Karl Blossfeldt wasn't a photographer. Not really. He was a sculptor and teacher who spent thirty years photographing plants, stems, seed heads, unfurling ferns, magnified up to thirty times their natural size. Enlarged and uncontextualised, the ordinary became sublime. His 1928 book Art Forms in Nature announced what he'd known all along: that a plant should be valued as a totally artistic and architectural structure. Nature was never the background. It was always the blueprint.
It's a principle we return to often in the studio and one that sits at the heart of our newest piece.

An iteration of our best-selling Cocher, the Cocher (Flower) is a solid timber column with six vertical ridges, their edges eased into soft curves, converging at the crown to reveal the abstract face of a flower when viewed from above. Hand turned in solid timber and finished with a leather or suede top, it maintains the quiet confidence of the original Cocher while bringing a more sculptural, botanical language to the collection. Softness and symmetry turned into form.
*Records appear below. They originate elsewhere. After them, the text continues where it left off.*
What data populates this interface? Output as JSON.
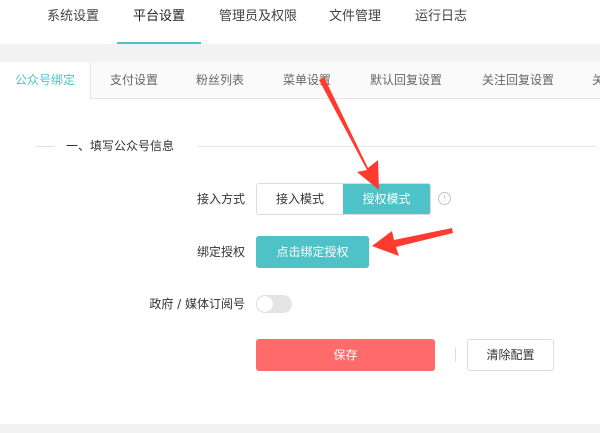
{
  "top_nav": {
    "tabs": [
      {
        "label": "系统设置",
        "active": false
      },
      {
        "label": "平台设置",
        "active": true
      },
      {
        "label": "管理员及权限",
        "active": false
      },
      {
        "label": "文件管理",
        "active": false
      },
      {
        "label": "运行日志",
        "active": false
      }
    ]
  },
  "sub_tabs": [
    {
      "label": "公众号绑定",
      "active": true
    },
    {
      "label": "支付设置",
      "active": false
    },
    {
      "label": "粉丝列表",
      "active": false
    },
    {
      "label": "菜单设置",
      "active": false
    },
    {
      "label": "默认回复设置",
      "active": false
    },
    {
      "label": "关注回复设置",
      "active": false
    },
    {
      "label": "关",
      "active": false
    }
  ],
  "section": {
    "title": "一、填写公众号信息"
  },
  "form": {
    "access_mode": {
      "label": "接入方式",
      "options": [
        "接入模式",
        "授权模式"
      ],
      "selected": "授权模式",
      "info_icon": "info-icon"
    },
    "bind_auth": {
      "label": "绑定授权",
      "button_label": "点击绑定授权"
    },
    "gov_media": {
      "label": "政府 / 媒体订阅号",
      "enabled": false
    },
    "actions": {
      "save_label": "保存",
      "clear_label": "清除配置"
    }
  },
  "colors": {
    "accent": "#4ec2c6",
    "save": "#ff6a6a",
    "annotation_arrow": "#ff3b30"
  }
}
It feels fitting, too, that this piece is taking shape as we continue work on Long Lane, the site of our new workshop, studio and tree nurseries. It's still early days, a work in progress, framed for now by self-seeding poppies and a wildflower meadow that arrived long before we did. We're looking forward to building amongst it, to letting the site's own natural rhythms, much like Blossfeldt's magnified stems, quietly inform the work that comes out of it.

The Cocher (Flower) is available in a range of finishes and timbers.